The last was completely new to me, and raised some very interesting and, at times, heated discussion from the room. The essence of the law is that it applies from the day that the individual makes the decision that they wish to change their gender - if on Monday morning a colleague turns up for work and requests that s/he be treated as the other gender, then from that point onwards they are protected from discrimination. They should be addressed in the appropriate way, given use of the facilities appropriate to their chosen (rather than birth) gender, and generally treated in a way that respects their choice. The point was made that it doesn't matter what we think about this, it's the law.

Not only that, it is also an offence to disclose their transgender state to anyone else. The practical example was given of a woman being placed in a bed in a women's ward but who still retains some of the physical characteristics of a man. If the other patients complain, then alongside dealing with the situation, there is the question of how they found out, and whether a member of staff had carried out an illegal act by revealing confidential information. I also learned that at some point it is permissible to apply for a certificate of gender reassignment (this might not be the official name), at which point all records relating to a past where the gender was different may be removed, and disclosure is then only required in the circumstance of Criminal Records checking. And, apparently, wishing to become a member of the priesthood.

By this point the hour was up, and I was disappointed that we had so little time! Lots of issues were raised and not resolved, but there was certainly something new there for me to think about, and not at all where I expected.

Day three was a little more hands-on, with Manual Handling, Resuscitation, and Conflict Resolution. The bleedin' obvious was reiterated in handling of objects, including how to take a trolley safely through a doorway. I didn't have to stay for the patient handling session, but I thought it would be interesting, and it was. The newest technology to help nurses are Slip Sheets - sheets of fabric with one ordinary and one extremely slippery side. The sheets are placed in various orientations to allow patients to be moved where previously they had to be lifted using potentially back-threatening movements, e.g. patients are now moved from one bed to another by sliding rather than lifting. These sheets can be used in all sorts of circumstances, from moving a patient up a bed, helping them stand, sit and rotate into bed, and reduce the likelihood of damage to fragile skin by eliminating friction between the body and the bed (or other) surface. A great step forward.
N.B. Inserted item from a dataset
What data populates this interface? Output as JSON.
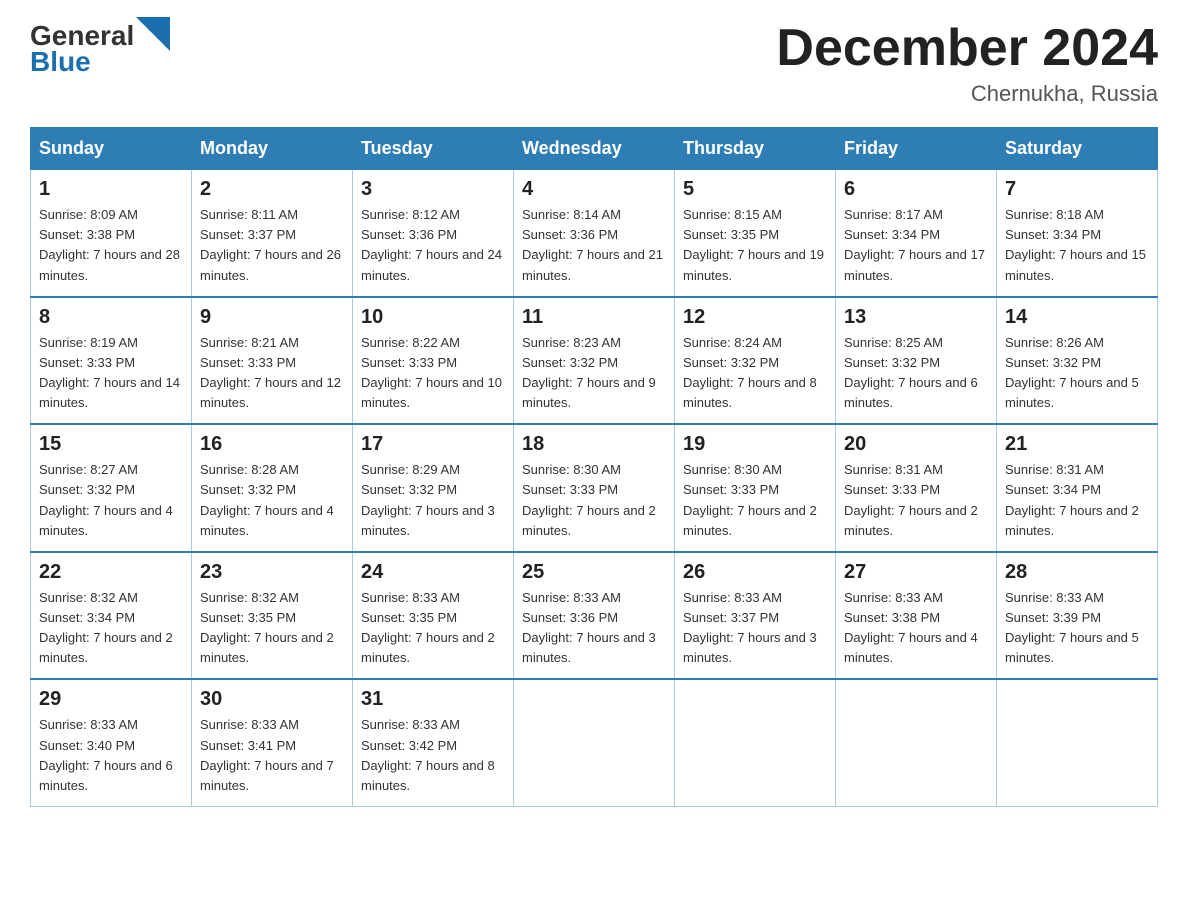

The Resuscitation session found me and five nurses (all the other inductees in clinical roles were nurses except a few doctors, me, and one radiologist) taking turns to initiate CPR (calling for crash team/cart), doing chest compressions, squeezing the ventilating air bag thing (no mouth-to-mouth any more), and using the defibrillator. I was very surprised that even the nurses with years of experience behind them had never used the defibrillator or taken any sort of lead in resuscitation - they said that in the past, it was always the job of a doctor. It seems that in this Trust, it is thought worthwhile to start CPR before the doctors and the crash team arrive, which seems eminently sensible. I still hope that I don't have a patient going into cardiac arrest in front of me, despite the training.
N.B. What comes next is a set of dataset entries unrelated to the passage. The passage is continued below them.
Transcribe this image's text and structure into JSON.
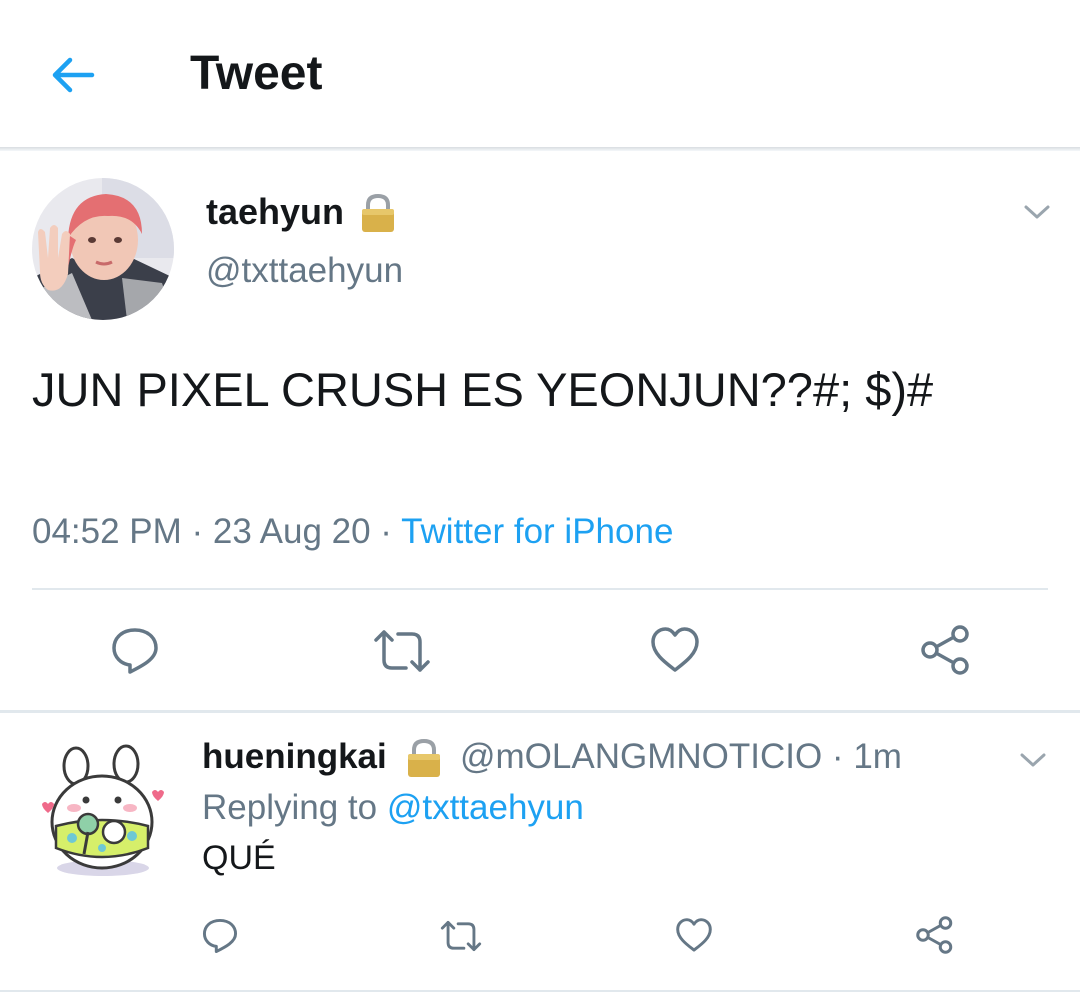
{
  "header": {
    "title": "Tweet",
    "back_icon": "arrow-left-icon",
    "accent": "#1da1f2"
  },
  "tweet": {
    "display_name": "taehyun",
    "handle": "@txttaehyun",
    "text": "JUN PIXEL CRUSH ES YEONJUN??#; $)#",
    "time": "04:52 PM",
    "sep1": " · ",
    "date": "23 Aug 20",
    "sep2": " · ",
    "source": "Twitter for iPhone",
    "icons": [
      "lock-icon",
      "chevron-down-icon",
      "reply-icon",
      "retweet-icon",
      "like-icon",
      "share-icon"
    ]
  },
  "reply": {
    "display_name": "hueningkai",
    "handle": "@mOLANGMNOTICIO",
    "sep": " · ",
    "time": "1m",
    "replying_prefix": "Replying to ",
    "replying_to": "@txttaehyun",
    "text": "QUÉ"
  },
  "colors": {
    "text": "#14171a",
    "secondary": "#657786",
    "link": "#1da1f2",
    "divider": "#e1e8ed"
  }
}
I anticipated that Conflict Resolution would give us some tools to deal with conflict, stop a situation escalating into violence, that sort of thing. In fact, the session would more accurately have been called Conflict Identification And Communication Tools Theory, and the final part was focussed on contradicting the general view that we're not allowed to hit patients. The trainer assured us that we were definitely allowed to hit patients, or anyone else who is threatening us to the extent that we fear that we will be hurt. I don't think I'd have the courage to hit anyone in anger, but I suppose it's nice to know that I can.


1 comment:

  1. Reading this has reminded me of why I had to leave the NHS recently. I worked at the NHS for 10 years and got to the point where I couldn't stand the excessive bureacracy and box-ticking culture anymore. So glad I left the NHS.